President’s reception office
Grand Kremlin Palace
Moscow, Russia
1603 local time
Russian president Nikita Yermilov felt a youthful vigor he’d not enjoyed for many years—perhaps not since he was a young KGB officer in the service of the mighty Soviet empire. The thought brought a smile to his face, a smile that broadened when his phone rang.
It wasn’t the desk phone.
It was the other one.
He fished the compact sat phone from the inside pocket of his suit coat, grateful that the call had come before the meeting with the delegation from Belarus.
“Da,” he said, taking the call.
“It is in motion. The Belgorod is underway,” said a gruff male voice on the other end.
Yermilov knew this already, of course.

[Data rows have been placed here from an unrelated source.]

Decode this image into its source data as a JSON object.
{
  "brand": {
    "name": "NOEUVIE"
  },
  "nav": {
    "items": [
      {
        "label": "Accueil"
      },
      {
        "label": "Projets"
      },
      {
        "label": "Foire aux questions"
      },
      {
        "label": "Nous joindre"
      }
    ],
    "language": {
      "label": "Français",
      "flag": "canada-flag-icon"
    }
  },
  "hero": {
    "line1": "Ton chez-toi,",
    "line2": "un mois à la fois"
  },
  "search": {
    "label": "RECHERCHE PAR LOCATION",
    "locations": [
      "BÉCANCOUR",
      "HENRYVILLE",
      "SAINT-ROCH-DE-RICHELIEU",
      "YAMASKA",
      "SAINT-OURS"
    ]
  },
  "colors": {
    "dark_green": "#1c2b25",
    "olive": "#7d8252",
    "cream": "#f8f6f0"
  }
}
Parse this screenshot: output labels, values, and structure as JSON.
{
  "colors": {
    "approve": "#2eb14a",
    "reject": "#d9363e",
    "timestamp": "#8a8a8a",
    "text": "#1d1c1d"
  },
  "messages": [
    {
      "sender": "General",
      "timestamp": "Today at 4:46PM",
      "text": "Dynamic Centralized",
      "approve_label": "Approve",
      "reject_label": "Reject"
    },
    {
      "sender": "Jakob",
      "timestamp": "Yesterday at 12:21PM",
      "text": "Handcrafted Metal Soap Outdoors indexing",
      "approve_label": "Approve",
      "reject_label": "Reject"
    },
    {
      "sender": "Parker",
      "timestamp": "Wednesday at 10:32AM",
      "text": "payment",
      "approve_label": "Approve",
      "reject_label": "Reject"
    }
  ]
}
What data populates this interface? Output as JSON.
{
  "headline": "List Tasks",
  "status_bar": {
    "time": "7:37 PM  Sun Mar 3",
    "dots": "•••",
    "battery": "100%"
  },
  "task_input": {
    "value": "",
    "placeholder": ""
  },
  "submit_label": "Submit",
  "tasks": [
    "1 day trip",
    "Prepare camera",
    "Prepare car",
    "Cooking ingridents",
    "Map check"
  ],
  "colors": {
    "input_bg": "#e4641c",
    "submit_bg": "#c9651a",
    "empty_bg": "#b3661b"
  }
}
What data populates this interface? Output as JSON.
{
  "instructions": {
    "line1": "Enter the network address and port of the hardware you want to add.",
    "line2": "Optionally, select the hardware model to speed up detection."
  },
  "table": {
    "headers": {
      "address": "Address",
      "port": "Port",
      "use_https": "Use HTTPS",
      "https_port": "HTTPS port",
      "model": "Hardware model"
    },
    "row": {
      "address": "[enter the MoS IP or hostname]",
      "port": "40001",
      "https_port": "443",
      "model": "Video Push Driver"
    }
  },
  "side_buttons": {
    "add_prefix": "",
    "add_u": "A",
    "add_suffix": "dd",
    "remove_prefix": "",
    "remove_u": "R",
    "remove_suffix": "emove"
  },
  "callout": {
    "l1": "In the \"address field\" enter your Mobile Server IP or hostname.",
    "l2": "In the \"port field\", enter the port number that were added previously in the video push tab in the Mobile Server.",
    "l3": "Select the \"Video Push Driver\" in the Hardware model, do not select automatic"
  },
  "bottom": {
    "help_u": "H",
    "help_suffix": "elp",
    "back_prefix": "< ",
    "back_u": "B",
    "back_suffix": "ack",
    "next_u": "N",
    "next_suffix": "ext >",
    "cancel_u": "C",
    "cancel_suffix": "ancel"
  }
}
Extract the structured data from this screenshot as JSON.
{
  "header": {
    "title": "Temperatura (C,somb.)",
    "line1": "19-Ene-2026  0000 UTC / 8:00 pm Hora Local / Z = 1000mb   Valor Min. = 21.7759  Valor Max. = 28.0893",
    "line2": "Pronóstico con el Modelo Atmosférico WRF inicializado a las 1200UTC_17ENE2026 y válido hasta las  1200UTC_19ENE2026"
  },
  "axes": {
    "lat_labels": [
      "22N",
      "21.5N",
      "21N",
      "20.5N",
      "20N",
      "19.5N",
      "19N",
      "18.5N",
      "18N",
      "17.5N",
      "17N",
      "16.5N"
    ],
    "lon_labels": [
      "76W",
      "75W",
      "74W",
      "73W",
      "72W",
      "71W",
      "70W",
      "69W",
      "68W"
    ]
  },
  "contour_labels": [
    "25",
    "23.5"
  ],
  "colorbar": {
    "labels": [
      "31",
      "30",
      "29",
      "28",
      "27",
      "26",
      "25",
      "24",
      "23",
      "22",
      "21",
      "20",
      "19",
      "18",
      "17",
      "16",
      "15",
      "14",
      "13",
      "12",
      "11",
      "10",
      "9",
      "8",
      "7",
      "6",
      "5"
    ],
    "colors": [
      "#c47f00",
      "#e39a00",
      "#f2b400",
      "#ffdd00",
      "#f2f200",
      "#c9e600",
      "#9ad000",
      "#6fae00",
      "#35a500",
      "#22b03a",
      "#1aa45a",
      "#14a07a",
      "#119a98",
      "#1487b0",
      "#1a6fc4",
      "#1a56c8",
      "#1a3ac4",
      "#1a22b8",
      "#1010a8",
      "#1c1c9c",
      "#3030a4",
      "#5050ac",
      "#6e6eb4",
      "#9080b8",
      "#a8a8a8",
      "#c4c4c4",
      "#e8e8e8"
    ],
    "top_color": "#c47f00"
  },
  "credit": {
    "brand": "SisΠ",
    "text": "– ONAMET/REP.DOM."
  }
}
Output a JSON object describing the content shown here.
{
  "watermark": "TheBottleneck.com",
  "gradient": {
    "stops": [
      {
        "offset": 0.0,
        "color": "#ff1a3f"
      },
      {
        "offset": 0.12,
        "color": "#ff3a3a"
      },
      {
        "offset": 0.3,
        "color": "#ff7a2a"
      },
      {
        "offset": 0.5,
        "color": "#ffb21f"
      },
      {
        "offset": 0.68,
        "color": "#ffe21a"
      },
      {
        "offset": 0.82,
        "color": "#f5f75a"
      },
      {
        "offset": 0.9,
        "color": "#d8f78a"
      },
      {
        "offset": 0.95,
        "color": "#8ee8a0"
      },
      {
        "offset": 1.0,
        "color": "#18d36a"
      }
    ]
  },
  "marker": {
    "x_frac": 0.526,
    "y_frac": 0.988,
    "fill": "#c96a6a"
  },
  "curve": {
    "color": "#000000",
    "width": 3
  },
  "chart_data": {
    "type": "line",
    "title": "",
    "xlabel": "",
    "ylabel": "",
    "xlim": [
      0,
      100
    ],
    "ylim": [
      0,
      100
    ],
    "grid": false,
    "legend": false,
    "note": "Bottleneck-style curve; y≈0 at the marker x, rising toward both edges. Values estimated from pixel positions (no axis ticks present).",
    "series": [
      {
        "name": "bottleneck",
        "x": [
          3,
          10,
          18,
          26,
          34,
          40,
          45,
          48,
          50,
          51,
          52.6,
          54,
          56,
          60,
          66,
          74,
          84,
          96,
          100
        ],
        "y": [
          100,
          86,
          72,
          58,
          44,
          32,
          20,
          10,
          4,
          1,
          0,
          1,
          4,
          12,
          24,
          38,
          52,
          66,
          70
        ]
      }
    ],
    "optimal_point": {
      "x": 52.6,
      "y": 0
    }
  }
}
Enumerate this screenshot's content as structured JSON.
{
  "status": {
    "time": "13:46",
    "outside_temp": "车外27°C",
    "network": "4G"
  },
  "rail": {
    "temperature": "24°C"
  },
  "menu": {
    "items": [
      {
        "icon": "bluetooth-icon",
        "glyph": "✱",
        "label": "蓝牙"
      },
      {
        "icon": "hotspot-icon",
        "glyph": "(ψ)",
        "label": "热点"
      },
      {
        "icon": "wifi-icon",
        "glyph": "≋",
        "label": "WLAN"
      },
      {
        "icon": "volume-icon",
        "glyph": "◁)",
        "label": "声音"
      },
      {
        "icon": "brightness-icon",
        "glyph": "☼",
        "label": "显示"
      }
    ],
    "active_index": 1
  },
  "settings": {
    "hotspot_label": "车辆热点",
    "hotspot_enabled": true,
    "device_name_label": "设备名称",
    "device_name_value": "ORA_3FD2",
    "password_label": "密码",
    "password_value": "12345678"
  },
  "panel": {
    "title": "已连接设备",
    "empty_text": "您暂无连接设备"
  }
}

He had ordered the Belgorod to put to sea. That wasn’t the detail he needed.
“What about the rest?”
“I received confirmation that everything is in place. We have the right people on board, Nikita. This is a great day,” the old man on the line said, his throat rattling from nearly a century of cigarettes.
There were few men alive whom Yermilov would tolerate addressing him as “Nikita”—in fact, so few that hearing his given name spoken out loud sounded odd. His one-time mentor had earned such a privilege, however.
“It is, indeed,” Yermilov agreed. He had ordered the Belgorod to sea through a very small and compartmentalized chain of command. The order would stoke outrage from both his military and intelligence leadership, but to hell with them. He was the president of Russia, and his word was final. This mission signified a new beginning. “We shall rise like a phoenix—”
“Flowery metaphors are beneath you, Nikita,” the old man said with a chuckle, cutting him off. “When it comes to words, less is more.”
Yermilov felt his face flush red and hot, but before he could rebuke the man, the old general spoke up and returned Yermilov’s dignity as easily as he’d stolen it away.
“I will keep you apprised of all details, President Yermilov.”
“See that you do.”
The line went dead as the phone on his desk chirped.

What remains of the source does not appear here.